Excluindo a Taxa de Compensação do GST, que termina no exercício de 2026, as receitas dos impostos indiretos deverão crescer cerca de 9,7% no exercício de 2027. Prevê-se que os impostos especiais de consumo da União aumentem 13-14%, refletindo em parte a migração de produtos de pan e tabaco, enquanto as receitas do GST Central deverão aumentar cerca de 9,5%.
Depois de contabilizar a devolução aos estados, espera-se que as receitas fiscais líquidas do Centro cresçam cerca de 5,2%, para 28,5 lakh crore no ano fiscal de 2027. Prevê-se que as receitas não fiscais aumentem cerca de 5%, mesmo que se espere que os dividendos do Reserve Bank of India normalizem após a transferência recorde de 2,7 lakh crore de rupias no exercício financeiro de 2026.
Do lado do financiamento, a ICRA espera que os empréstimos brutos do mercado aumentem em cerca de 15-16%, para 16,9 lakh crore no exercício financeiro de 2027. Este aumento será impulsionado em grande parte por resgates mais elevados de cerca de 4,7 lakh crore, em comparação com Rs 3,3 lakh crore no exercício financeiro de 2026. Assumindo que cerca de 72% do défice fiscal é financiado através de empréstimos líquidos do mercado, semelhante ao AF2026, as emissões líquidas datadas deverão aumentar cerca de 7,5%, para 12,2 lakh crore.
Espera-se que receitas diversas de capital, incluindo receitas provenientes da monetização e do desinvestimento de activos, sejam orçamentadas em cerca de 60.000 milhões de rupias no exercício financeiro de 2027, embora a ICRA tenha sinalizado riscos de execução nesta frente.

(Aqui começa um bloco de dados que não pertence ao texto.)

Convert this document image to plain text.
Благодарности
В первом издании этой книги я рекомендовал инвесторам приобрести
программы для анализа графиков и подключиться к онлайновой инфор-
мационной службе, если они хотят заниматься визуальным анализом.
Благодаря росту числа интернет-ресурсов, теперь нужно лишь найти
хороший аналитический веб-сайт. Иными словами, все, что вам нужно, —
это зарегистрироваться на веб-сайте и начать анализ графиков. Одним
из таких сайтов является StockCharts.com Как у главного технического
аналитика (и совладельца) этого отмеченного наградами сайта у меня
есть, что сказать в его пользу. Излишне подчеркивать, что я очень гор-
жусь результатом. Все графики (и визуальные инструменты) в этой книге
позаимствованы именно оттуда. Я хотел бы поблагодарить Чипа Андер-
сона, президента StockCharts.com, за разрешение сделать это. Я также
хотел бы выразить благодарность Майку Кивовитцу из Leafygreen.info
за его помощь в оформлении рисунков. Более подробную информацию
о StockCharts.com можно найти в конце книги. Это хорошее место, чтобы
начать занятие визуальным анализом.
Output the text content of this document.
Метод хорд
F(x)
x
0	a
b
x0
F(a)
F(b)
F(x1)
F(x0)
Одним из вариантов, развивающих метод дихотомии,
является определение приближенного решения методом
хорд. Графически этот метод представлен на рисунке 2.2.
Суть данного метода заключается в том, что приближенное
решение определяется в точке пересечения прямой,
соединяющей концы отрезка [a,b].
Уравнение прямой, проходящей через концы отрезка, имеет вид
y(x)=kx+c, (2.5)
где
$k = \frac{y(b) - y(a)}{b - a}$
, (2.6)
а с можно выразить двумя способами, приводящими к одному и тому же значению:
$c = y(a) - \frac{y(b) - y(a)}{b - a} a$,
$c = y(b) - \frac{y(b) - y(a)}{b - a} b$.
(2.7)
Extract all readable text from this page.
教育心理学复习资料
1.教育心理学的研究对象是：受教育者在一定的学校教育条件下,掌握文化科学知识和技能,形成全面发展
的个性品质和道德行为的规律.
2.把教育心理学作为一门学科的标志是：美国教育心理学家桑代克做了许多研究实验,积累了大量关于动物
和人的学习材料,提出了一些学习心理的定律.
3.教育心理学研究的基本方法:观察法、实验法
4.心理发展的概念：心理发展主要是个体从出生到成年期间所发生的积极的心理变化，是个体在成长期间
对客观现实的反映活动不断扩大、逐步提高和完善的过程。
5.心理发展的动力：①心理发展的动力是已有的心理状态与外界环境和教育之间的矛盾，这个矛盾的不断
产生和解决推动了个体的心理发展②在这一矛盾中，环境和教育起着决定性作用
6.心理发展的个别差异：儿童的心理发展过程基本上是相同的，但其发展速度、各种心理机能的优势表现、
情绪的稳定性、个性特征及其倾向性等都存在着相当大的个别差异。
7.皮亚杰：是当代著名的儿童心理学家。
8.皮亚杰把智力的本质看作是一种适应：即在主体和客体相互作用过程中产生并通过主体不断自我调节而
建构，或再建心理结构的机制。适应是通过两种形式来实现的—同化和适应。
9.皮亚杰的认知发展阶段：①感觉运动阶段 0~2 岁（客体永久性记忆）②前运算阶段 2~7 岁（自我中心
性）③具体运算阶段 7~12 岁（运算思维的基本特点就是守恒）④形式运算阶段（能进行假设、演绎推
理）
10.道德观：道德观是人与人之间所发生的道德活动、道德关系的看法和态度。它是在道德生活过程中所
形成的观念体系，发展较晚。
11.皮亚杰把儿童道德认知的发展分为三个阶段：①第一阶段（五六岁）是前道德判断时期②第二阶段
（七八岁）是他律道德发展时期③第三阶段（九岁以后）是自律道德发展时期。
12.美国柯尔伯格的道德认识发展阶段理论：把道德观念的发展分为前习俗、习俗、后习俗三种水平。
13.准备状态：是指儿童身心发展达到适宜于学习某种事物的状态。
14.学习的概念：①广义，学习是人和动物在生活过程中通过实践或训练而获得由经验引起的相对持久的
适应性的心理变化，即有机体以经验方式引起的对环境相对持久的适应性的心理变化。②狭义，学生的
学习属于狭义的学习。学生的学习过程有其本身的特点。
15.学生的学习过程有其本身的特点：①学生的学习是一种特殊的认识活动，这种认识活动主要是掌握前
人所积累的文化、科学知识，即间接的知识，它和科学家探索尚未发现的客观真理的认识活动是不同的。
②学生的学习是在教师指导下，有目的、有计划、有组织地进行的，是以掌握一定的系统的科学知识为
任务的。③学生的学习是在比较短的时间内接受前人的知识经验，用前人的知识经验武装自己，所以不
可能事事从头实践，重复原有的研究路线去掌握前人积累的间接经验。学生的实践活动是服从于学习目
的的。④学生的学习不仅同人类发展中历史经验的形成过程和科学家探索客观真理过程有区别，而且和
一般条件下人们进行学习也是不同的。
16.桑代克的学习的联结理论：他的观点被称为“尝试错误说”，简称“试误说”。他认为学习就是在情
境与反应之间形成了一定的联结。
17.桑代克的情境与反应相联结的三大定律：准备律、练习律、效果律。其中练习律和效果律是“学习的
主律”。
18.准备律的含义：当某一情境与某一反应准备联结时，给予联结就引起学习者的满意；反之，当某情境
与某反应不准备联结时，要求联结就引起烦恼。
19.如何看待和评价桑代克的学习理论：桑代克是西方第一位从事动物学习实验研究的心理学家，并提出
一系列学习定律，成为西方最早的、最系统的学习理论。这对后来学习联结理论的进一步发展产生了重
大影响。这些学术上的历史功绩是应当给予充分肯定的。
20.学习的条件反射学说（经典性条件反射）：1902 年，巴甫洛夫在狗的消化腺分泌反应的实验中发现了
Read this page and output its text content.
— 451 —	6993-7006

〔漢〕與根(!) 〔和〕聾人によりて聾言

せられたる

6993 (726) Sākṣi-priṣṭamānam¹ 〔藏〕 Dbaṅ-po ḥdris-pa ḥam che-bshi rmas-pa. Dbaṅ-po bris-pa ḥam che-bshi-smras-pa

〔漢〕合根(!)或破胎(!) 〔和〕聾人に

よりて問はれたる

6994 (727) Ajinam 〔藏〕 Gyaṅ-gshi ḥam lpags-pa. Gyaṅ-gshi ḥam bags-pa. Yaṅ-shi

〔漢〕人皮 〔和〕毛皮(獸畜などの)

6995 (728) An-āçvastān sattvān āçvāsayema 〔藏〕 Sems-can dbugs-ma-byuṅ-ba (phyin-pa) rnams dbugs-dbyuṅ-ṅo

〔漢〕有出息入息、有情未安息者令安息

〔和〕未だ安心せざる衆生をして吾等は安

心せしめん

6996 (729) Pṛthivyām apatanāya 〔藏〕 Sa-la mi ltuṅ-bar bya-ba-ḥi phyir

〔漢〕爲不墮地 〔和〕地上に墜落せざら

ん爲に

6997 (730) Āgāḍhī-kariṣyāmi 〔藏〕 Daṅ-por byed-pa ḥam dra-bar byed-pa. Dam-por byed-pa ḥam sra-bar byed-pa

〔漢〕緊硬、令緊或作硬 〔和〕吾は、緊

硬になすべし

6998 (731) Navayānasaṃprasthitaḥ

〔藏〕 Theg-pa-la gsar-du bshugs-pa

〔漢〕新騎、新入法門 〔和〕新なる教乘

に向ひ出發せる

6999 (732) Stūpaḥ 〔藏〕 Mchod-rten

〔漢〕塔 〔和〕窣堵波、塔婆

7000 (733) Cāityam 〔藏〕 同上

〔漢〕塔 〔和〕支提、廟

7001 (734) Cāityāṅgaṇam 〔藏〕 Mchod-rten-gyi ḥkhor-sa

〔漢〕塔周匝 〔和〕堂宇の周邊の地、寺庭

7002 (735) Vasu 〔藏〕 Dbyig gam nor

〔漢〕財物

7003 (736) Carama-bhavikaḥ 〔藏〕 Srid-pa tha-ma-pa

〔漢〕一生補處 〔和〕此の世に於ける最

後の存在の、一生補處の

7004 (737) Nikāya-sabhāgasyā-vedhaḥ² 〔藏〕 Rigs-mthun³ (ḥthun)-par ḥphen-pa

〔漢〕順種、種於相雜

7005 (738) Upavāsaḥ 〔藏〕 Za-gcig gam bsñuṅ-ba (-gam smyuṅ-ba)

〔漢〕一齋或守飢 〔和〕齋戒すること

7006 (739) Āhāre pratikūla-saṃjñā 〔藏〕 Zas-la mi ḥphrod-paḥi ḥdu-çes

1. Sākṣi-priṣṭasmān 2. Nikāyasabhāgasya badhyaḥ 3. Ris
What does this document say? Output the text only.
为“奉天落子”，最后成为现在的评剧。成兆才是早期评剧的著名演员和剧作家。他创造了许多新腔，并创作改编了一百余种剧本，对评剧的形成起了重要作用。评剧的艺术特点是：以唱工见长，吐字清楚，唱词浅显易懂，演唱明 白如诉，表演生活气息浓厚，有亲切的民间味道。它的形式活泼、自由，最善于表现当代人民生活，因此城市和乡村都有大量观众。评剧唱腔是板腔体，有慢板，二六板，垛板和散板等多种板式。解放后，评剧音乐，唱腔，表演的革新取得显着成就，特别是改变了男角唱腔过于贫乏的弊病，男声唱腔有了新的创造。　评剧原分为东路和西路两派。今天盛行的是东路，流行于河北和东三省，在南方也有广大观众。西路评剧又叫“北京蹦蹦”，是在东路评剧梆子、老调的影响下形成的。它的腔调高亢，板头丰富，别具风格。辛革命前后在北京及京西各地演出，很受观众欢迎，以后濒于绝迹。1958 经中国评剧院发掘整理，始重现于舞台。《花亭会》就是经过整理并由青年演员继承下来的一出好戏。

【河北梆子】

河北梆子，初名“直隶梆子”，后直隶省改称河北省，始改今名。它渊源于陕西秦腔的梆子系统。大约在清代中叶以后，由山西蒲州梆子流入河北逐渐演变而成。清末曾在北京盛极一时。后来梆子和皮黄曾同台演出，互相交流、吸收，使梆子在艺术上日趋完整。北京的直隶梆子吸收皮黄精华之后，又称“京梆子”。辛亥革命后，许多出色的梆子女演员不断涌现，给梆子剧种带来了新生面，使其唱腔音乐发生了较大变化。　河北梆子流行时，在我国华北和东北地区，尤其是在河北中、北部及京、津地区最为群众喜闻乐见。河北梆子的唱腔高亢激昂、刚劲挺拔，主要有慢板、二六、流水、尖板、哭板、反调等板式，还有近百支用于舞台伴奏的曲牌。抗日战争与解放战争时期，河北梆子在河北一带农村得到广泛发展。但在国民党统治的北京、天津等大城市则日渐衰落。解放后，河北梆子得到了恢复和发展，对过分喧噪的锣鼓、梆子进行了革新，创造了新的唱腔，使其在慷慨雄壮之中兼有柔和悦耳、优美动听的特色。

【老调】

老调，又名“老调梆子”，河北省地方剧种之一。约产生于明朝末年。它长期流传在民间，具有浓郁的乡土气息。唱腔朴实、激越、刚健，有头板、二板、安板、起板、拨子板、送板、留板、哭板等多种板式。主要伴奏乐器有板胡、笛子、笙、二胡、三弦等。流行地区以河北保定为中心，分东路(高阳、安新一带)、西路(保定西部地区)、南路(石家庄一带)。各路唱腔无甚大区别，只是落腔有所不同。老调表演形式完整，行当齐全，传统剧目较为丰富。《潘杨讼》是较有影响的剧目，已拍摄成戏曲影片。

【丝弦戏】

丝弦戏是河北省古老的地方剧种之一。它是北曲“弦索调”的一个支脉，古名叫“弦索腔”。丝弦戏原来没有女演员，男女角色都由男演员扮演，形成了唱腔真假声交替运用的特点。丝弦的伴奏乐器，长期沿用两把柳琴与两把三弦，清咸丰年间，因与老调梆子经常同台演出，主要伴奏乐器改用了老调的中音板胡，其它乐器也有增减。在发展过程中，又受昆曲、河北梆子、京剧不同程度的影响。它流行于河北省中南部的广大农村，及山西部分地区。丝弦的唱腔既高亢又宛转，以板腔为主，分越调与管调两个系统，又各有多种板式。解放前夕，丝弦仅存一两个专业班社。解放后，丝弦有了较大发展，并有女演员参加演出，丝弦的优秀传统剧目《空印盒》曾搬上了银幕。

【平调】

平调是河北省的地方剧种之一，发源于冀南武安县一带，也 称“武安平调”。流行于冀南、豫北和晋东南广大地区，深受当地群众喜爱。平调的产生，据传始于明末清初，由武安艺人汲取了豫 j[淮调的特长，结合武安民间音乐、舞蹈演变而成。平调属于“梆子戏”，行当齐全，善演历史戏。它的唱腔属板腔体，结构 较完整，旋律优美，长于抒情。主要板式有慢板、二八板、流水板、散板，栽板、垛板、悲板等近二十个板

Para a sua análise, o ICRA utilizou as primeiras estimativas antecipadas do National Statistical Office do PIB nominal de 357,1 lakh crore para o ano fiscal de 2026, refletindo um crescimento de 8,0%, e a sua própria estimativa de Rs 392 lakh crore para o ano fiscal de 2027, implicando um crescimento nominal de cerca de 9,8%. Espera-se que o crescimento real do PIB no exercício financeiro de 2027 se situe na faixa de 6-7%, apoiado pelo consumo interno, pelos cortes esperados nas taxas de juro e pelas despesas de capital público sustentadas.